In 1969, Muriel McKay was kidnapped in Wimbledon, South London. Her mysterious disappearance sparked a major investigation and became known as Britain’s first kidnap and ransom case. The story that shook the nation is the topic of Sky’s latest must-watch documentary The Wimbledon Kidnapping, which also delves into the capture and convictions of brothers Arthur and Nizamodeen Hosein who were later found guilty of Muriel’s kidnap and murder. But, where are the Hosein brothers today?
Per Forbes, Arthur and Nizamodeen were identified as McKay’s kidnappers in February 1970. Prior to their capture, Muriel’s husband, Alick, had received phone calls from an unidentified man who claimed to be part of “Mafia, Group 3, from America.” The mysterious caller demanded £1 million from Alick in exchange for his wife’s safe return, and it was later established that Muriel had been kidnapped by mistake — the real target being the wife of the media tycoon, Rupert Murdoch.

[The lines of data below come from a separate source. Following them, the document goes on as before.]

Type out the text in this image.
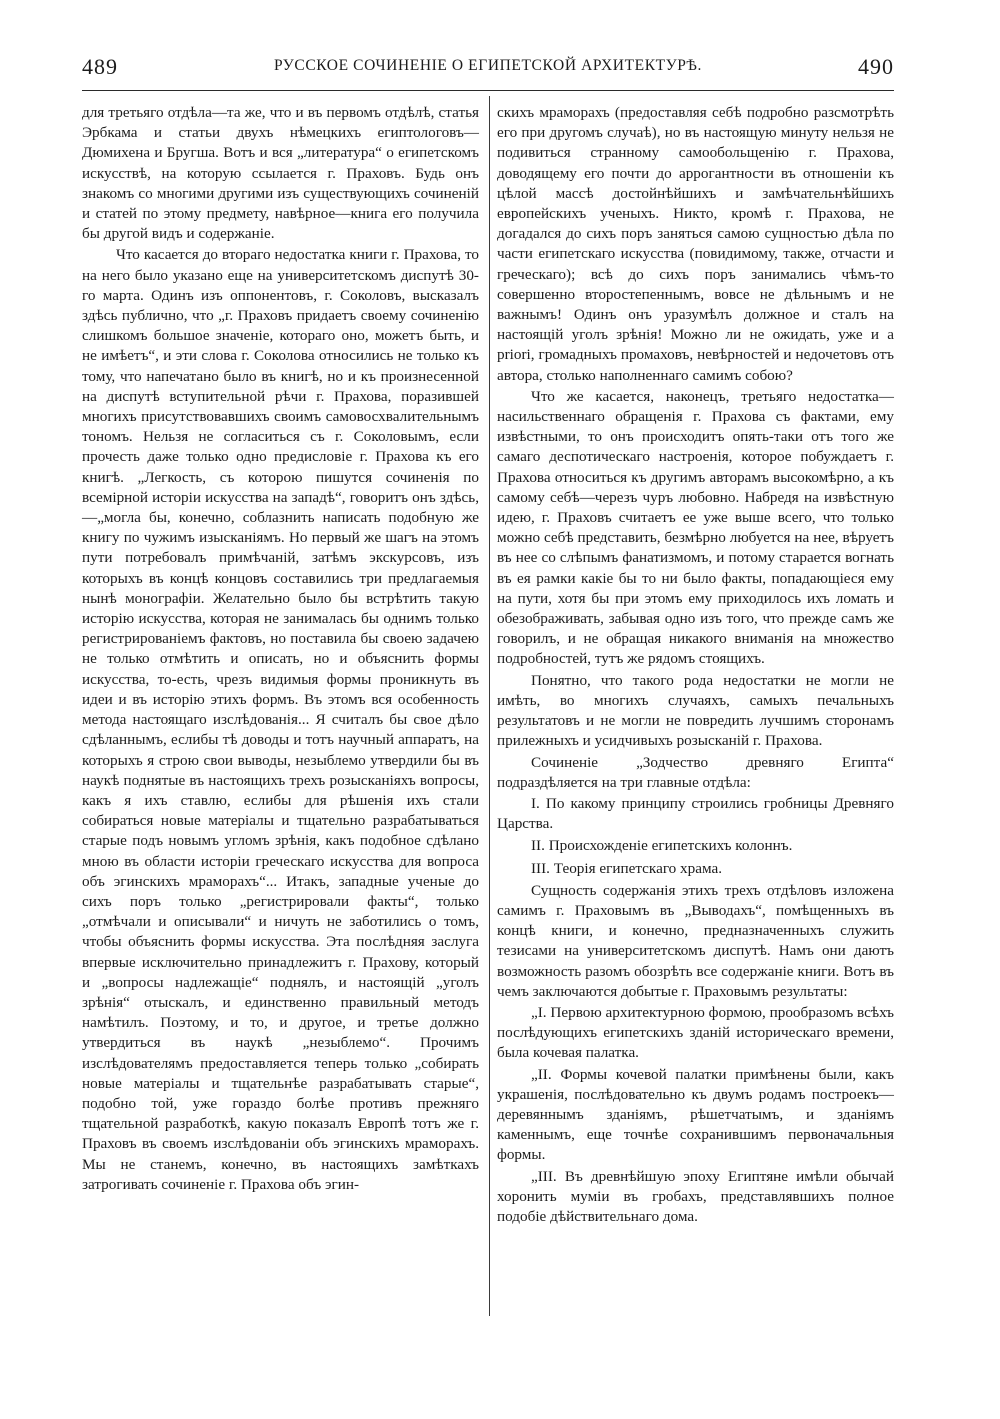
489	РУССКОЕ СОЧИНЕНІЕ О ЕГИПЕТСКОЙ АРХИТЕКТУРѢ.	490

для третьяго отдѣла—та же, что и въ первомъ отдѣлѣ, статья Эрбкама и статьи двухъ нѣмецкихъ египтологовъ—Дюмихена и Бругша. Вотъ и вся „литература“ о египетскомъ искусствѣ, на которую ссылается г. Праховъ. Будь онъ знакомъ со многими другими изъ существующихъ сочиненій и статей по этому предмету, навѣрное—книга его получила бы другой видъ и содержаніе.

Что касается до втораго недостатка книги г. Прахова, то на него было указано еще на университетскомъ диспутѣ 30-го марта. Одинъ изъ оппонентовъ, г. Соколовъ, высказалъ здѣсь публично, что „г. Праховъ придаетъ своему сочиненію слишкомъ большое значеніе, котораго оно, можетъ быть, и не имѣетъ“, и эти слова г. Соколова относились не только къ тому, что напечатано было въ книгѣ, но и къ произнесенной на диспутѣ вступительной рѣчи г. Прахова, поразившей многихъ присутствовавшихъ своимъ самовосхвалительнымъ тономъ. Нельзя не согласиться съ г. Соколовымъ, если прочесть даже только одно предисловіе г. Прахова къ его книгѣ. „Легкость, съ которою пишутся сочиненія по всемірной исторіи искусства на западѣ“, говоритъ онъ здѣсь,—„могла бы, конечно, соблазнить написать подобную же книгу по чужимъ изысканіямъ. Но первый же шагъ на этомъ пути потребовалъ примѣчаній, затѣмъ экскурсовъ, изъ которыхъ въ концѣ концовъ составились три предлагаемыя нынѣ монографіи. Желательно было бы встрѣтить такую исторію искусства, которая не занималась бы однимъ только регистрированіемъ фактовъ, но поставила бы своею задачею не только отмѣтить и описать, но и объяснить формы искусства, то-есть, чрезъ видимыя формы проникнуть въ идеи и въ исторію этихъ формъ. Въ этомъ вся особенность метода настоящаго изслѣдованія... Я считалъ бы свое дѣло сдѣланнымъ, еслибы тѣ доводы и тотъ научный аппаратъ, на которыхъ я строю свои выводы, незыблемо утвердили бы въ наукѣ поднятые въ настоящихъ трехъ розысканіяхъ вопросы, какъ я ихъ ставлю, еслибы для рѣшенія ихъ стали собираться новые матеріалы и тщательно разрабатываться старые подъ новымъ угломъ зрѣнія, какъ подобное сдѣлано мною въ области исторіи греческаго искусства для вопроса объ эгинскихъ мраморахъ“... Итакъ, западные ученые до сихъ поръ только „регистрировали факты“, только „отмѣчали и описывали“ и ничуть не заботились о томъ, чтобы объяснить формы искусства. Эта послѣдняя заслуга впервые исключительно принадлежитъ г. Прахову, который и „вопросы надлежащіе“ поднялъ, и настоящій „уголъ зрѣнія“ отыскалъ, и единственно правильный методъ намѣтилъ. Поэтому, и то, и другое, и третье должно утвердиться въ наукѣ „незыблемо“. Прочимъ изслѣдователямъ предоставляется теперь только „собирать новые матеріалы и тщательнѣе разрабатывать старые“, подобно той, уже гораздо болѣе противъ прежняго тщательной разработкѣ, какую показалъ Европѣ тотъ же г. Праховъ въ своемъ изслѣдованіи объ эгинскихъ мраморахъ. Мы не станемъ, конечно, въ настоящихъ замѣткахъ затрогивать сочиненіе г. Прахова объ эгин-

скихъ мраморахъ (предоставляя себѣ подробно разсмотрѣть его при другомъ случаѣ), но въ настоящую минуту нельзя не подивиться странному самообольщенію г. Прахова, доводящему его почти до аррогантности въ отношеніи къ цѣлой массѣ достойнѣйшихъ и замѣчательнѣйшихъ европейскихъ ученыхъ. Никто, кромѣ г. Прахова, не догадался до сихъ поръ заняться самою сущностью дѣла по части египетскаго искусства (повидимому, также, отчасти и греческаго); всѣ до сихъ поръ занимались чѣмъ-то совершенно второстепеннымъ, вовсе не дѣльнымъ и не важнымъ! Одинъ онъ уразумѣлъ должное и сталъ на настоящій уголъ зрѣнія! Можно ли не ожидать, уже и a priori, громадныхъ промаховъ, невѣрностей и недочетовъ отъ автора, столько наполненнаго самимъ собою?

Что же касается, наконецъ, третьяго недостатка—насильственнаго обращенія г. Прахова съ фактами, ему извѣстными, то онъ происходитъ опять-таки отъ того же самаго деспотическаго настроенія, которое побуждаетъ г. Прахова относиться къ другимъ авторамъ высокомѣрно, а къ самому себѣ—черезъ чуръ любовно. Набредя на извѣстную идею, г. Праховъ считаетъ ее уже выше всего, что только можно себѣ представить, безмѣрно любуется на нее, вѣруетъ въ нее со слѣпымъ фанатизмомъ, и потому старается вогнать въ ея рамки какіе бы то ни было факты, попадающіеся ему на пути, хотя бы при этомъ ему приходилось ихъ ломать и обезображивать, забывая одно изъ того, что прежде самъ же говорилъ, и не обращая никакого вниманія на множество подробностей, тутъ же рядомъ стоящихъ.

Понятно, что такого рода недостатки не могли не имѣть, во многихъ случаяхъ, самыхъ печальныхъ результатовъ и не могли не повредить лучшимъ сторонамъ прилежныхъ и усидчивыхъ розысканій г. Прахова.

Сочиненіе „Зодчество древняго Египта“ подраздѣляется на три главные отдѣла:

I. По какому принципу строились гробницы Древняго Царства.

II. Происхожденіе египетскихъ колоннъ.

III. Теорія египетскаго храма.

Сущность содержанія этихъ трехъ отдѣловъ изложена самимъ г. Праховымъ въ „Выводахъ“, помѣщенныхъ въ концѣ книги, и конечно, предназначенныхъ служить тезисами на университетскомъ диспутѣ. Намъ они даютъ возможность разомъ обозрѣть все содержаніе книги. Вотъ въ чемъ заключаются добытые г. Праховымъ результаты:

„I. Первою архитектурною формою, прообразомъ всѣхъ послѣдующихъ египетскихъ зданій историческаго времени, была кочевая палатка.

„II. Формы кочевой палатки примѣнены были, какъ украшенія, послѣдовательно къ двумъ родамъ построекъ—деревяннымъ зданіямъ, рѣшетчатымъ, и зданіямъ каменнымъ, еще точнѣе сохранившимъ первоначальныя формы.

„III. Въ древнѣйшую эпоху Египтяне имѣли обычай хоронить муміи въ гробахъ, представлявшихъ полное подобіе дѣйствительнаго дома.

Following additional ransom attempts, including several letters and further phone calls, police eventually tracked the kidnappers down after raiding a Hertfordshire farm. The men were identified as brothers Arthur and Nizamodeen Hosein. The siblings were tried for her murder at London’s Old Bailey, and, although a body was never recovered, it was speculated that McKay’s remains had been fed to animals on the Hertfordshire farm.
As the Independent reports, Arthur and Nizamodeen each served 20 years in prison for the kidnap and murder of Muriel McKay. Per The Times, Nizamodeen was deported to his native Trinidad upon his release, while his brother Arthur was held in Britain to be treated for mental health issues and eventually died in prison in 2009.
Years later, the tragic case of Muriel McKay is known as one of the most notorious in British history and, as mentioned, is the subject of Sky’s latest documentary The Wimbledon Kidnapping.
With rare testimonials from key members of the McKay family, The Wimbledon Kidnapping explores in detail the shocking kidnapping and subsequent murder of Muriel that occurred during an era of profound change in British society.
Fifty years later, Sky’s newest documentary also sheds new light on the case and the surviving Hosein brother, Nizamodeen, tells his story for the very first time.
The Wimbledon Kidnapping is coming to Sky Documentaries and NOW on August 21.